The end of all aspiring mastery in the movies is to provide for every beholder the thrills of art. These thrills are not like the emotions which are aroused by other experiences of life, by sports, for example, or adventure, or amusements, or industry, or war. They are stirring experiences quite different from those of him who makes a “home run” or a “touch-down,” or “loops the loop” in the air, or sinks a submarine, or has a play accepted, or discovers a new way of evading some obnoxious law. It is true that the dramatic content of a photoplay may sometimes seem so real that the beholder forgets where he is and responds with such natural feelings as fear and triumph, love and hate, pride, selfish desire and hope; but it is also true that the pictorial form of a photoplay, that is, the mere arrangement of the substance, considered apart from its meaning, can arouse strange, pleasurable emotions which are peculiar to the enjoyment of art.

When we recall the masterpieces of painting which have thrilled us we must admit that much of their appeal came from other factors besides the content of the picture. Think of a portrait of some Dutchman painted by Rembrandt. The painting stirs you as the Dutchman himself in real life never could have stirred you. You may be impressed by the likeness of the portrait, by the engaging character of the person portrayed, and by some significant truth expressed in that portrayal. But that is not all. You are also stirred by the colors in the painting, by the peculiar arrangement of lines and shapes. That emotion which you get from the form and medium itself, rather than from the subject, is a characteristic art-emotion.

From The Cabinet of Dr. Caligari. A remarkable example of “stylization” in the movies, showing how setting, figure, and action may be harmonized to express the dominant mood of the photoplay. See [pages 165] and [180].
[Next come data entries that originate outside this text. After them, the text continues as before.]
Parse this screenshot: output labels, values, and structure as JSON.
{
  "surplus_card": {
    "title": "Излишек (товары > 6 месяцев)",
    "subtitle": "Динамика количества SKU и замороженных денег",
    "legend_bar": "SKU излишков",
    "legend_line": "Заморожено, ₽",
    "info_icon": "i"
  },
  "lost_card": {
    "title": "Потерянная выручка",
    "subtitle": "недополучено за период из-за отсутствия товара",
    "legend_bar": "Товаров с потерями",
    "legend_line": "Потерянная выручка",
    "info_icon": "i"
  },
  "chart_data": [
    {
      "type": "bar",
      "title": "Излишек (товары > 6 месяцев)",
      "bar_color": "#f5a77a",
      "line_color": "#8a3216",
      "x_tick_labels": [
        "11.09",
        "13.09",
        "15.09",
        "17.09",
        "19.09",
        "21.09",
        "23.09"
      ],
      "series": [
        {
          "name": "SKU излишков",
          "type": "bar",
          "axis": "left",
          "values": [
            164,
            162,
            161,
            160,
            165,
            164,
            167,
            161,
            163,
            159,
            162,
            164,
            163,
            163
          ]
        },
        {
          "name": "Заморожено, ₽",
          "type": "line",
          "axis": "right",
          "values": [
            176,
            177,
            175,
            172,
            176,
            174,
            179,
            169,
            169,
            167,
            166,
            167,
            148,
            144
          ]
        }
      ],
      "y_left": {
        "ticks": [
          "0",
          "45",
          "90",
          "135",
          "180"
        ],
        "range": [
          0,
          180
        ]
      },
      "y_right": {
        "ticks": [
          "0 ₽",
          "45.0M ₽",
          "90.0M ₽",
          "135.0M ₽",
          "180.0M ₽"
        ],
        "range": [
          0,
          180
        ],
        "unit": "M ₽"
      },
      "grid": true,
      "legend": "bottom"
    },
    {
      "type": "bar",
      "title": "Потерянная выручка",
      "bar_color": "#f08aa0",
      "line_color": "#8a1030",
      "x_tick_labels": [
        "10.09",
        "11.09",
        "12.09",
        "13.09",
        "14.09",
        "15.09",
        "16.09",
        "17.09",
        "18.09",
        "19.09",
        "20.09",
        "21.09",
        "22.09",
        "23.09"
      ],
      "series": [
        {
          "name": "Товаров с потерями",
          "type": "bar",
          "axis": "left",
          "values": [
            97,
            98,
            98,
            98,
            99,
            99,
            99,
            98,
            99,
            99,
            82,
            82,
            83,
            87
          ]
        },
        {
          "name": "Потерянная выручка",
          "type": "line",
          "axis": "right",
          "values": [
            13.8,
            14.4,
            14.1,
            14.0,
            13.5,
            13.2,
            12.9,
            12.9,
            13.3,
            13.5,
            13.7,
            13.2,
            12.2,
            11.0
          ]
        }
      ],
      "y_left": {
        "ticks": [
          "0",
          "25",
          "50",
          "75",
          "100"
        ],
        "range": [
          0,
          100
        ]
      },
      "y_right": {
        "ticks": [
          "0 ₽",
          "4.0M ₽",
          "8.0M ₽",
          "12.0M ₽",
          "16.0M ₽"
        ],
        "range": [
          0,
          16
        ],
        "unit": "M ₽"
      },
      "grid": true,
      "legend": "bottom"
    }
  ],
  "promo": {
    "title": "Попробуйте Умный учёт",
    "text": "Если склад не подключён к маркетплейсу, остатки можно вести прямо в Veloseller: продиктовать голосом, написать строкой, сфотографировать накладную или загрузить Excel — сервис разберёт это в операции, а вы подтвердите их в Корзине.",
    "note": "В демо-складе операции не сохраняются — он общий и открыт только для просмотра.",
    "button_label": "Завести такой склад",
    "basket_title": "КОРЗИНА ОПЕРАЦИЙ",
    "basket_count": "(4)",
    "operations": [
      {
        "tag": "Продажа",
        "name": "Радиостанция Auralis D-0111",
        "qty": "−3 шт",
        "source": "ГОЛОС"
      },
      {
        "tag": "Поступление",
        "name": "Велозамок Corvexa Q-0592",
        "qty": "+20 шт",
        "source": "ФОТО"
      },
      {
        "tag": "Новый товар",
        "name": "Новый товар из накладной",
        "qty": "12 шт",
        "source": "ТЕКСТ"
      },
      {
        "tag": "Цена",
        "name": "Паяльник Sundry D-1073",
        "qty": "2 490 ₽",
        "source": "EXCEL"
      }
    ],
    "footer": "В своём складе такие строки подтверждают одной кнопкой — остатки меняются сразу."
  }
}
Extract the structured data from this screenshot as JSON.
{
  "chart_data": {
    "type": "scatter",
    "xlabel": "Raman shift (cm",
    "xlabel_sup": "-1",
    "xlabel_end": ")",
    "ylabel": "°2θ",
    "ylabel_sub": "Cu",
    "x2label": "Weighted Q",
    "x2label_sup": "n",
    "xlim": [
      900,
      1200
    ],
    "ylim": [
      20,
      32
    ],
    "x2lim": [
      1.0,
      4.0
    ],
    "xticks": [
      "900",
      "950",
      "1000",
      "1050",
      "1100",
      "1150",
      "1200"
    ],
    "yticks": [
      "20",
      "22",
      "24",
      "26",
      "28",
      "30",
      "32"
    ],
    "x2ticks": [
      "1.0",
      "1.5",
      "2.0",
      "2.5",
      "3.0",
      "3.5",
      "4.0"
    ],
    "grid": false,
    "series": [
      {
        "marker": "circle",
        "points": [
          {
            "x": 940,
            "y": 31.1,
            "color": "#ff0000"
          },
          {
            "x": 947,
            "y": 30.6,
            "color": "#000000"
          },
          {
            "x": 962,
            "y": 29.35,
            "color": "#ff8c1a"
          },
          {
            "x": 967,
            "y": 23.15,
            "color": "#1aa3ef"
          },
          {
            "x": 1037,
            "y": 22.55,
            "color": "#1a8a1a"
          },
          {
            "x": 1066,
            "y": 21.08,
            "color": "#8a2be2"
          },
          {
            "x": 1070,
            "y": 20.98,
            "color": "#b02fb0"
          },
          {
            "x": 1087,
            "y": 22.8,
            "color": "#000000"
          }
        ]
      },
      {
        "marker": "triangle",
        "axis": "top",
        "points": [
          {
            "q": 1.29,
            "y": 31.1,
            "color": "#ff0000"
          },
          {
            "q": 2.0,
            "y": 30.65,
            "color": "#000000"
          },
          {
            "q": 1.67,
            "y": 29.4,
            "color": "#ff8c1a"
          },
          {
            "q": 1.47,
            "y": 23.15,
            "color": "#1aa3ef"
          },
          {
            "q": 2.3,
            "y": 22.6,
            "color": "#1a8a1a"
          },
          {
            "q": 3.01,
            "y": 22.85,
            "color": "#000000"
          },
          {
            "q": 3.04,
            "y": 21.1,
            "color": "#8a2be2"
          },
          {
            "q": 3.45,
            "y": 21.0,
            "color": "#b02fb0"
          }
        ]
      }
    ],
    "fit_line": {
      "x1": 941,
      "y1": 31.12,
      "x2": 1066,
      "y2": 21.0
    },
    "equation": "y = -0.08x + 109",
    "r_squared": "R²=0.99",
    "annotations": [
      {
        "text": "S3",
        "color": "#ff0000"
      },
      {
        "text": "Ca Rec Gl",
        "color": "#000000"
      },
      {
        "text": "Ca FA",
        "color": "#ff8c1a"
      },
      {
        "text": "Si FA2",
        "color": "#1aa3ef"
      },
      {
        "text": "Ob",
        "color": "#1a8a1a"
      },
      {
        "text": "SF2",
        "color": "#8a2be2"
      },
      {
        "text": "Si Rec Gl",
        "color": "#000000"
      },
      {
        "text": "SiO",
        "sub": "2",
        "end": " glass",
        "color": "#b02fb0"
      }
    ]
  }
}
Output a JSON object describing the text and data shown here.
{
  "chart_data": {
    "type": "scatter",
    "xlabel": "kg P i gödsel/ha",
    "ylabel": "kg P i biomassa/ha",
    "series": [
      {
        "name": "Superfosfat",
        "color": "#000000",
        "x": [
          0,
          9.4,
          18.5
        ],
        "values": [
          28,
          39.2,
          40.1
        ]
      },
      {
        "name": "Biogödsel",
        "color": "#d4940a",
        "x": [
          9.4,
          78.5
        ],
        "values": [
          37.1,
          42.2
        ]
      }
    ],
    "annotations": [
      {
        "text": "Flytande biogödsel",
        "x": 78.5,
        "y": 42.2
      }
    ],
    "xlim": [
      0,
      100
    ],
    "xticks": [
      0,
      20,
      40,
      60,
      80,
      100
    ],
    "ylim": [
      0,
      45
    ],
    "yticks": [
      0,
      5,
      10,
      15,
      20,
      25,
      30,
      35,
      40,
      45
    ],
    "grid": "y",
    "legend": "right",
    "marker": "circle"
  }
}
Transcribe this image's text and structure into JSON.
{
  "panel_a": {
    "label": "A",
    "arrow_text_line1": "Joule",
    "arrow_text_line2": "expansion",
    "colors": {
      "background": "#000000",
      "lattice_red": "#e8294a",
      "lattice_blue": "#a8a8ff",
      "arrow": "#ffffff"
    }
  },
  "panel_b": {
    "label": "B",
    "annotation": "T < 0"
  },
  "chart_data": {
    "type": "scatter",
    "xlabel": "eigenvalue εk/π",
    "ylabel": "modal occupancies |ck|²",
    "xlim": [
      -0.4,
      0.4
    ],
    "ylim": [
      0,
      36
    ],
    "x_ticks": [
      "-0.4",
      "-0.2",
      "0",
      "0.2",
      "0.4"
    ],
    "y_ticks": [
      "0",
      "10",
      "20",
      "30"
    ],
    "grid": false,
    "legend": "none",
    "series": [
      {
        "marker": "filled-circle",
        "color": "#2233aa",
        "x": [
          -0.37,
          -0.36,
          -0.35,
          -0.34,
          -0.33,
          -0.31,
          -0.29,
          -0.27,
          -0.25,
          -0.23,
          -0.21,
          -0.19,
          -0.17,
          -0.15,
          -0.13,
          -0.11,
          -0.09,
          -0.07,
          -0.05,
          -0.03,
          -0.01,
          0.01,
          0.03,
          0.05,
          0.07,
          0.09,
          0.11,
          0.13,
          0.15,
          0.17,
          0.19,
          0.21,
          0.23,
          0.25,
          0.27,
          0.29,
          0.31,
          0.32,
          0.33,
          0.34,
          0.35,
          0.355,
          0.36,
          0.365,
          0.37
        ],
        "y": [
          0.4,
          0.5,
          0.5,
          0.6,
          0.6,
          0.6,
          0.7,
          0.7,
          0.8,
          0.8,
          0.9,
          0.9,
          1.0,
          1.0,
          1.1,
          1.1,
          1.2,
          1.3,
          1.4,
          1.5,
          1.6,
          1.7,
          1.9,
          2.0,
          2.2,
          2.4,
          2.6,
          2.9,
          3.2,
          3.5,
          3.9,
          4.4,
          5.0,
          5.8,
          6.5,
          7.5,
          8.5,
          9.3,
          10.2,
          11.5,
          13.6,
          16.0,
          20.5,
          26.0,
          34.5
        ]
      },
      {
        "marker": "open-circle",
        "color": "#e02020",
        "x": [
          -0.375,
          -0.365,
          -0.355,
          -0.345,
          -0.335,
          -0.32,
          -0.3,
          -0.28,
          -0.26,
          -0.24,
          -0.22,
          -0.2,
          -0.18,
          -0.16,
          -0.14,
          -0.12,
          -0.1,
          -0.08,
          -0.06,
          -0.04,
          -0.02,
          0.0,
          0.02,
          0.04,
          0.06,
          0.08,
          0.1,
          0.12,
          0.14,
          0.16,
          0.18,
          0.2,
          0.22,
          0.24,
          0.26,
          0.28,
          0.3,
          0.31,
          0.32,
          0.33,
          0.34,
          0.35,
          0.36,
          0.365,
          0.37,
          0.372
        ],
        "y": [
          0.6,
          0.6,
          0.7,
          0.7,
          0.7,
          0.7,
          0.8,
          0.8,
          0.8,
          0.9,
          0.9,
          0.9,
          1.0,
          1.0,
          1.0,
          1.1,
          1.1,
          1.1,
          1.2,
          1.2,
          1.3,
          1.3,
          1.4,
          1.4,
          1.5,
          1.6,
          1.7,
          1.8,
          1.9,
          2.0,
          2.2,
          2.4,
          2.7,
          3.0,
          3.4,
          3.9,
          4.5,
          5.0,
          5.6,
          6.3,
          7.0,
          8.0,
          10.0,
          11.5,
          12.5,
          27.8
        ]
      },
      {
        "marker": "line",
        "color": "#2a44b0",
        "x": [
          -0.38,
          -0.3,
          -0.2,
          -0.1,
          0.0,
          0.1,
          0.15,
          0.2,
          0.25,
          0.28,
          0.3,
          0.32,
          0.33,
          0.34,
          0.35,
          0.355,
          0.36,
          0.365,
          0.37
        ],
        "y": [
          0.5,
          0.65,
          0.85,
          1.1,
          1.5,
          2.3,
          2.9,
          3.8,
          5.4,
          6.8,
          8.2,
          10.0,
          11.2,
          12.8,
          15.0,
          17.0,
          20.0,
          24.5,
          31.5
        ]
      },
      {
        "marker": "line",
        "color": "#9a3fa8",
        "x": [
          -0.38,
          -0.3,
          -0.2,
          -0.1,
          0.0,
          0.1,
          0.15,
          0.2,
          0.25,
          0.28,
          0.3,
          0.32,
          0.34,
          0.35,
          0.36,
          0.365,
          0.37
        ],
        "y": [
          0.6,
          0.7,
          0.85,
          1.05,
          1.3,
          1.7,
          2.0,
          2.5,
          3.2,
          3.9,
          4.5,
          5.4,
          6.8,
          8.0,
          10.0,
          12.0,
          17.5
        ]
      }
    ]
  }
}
We are not now speaking of such qualities as unity, emphasis, balance, and rhythm. They are indeed fundamental needs in pictorial composition, and yet a photoplay may have all of those qualities without possessing any strong appeal as art. A motion picture, like a painting, must possess other, more subtle, qualities if it is to make any lasting impression upon our souls. What these mysterious qualities really are, we do not presume to know. At the same time we believe that a discussion of them will be stimulating and helpful both to “movie fans” and movie makers. Suppose we endeavor to isolate four of these mysterious qualities in art and call them poignancy, appeal to the imagination, exquisiteness, and reserve.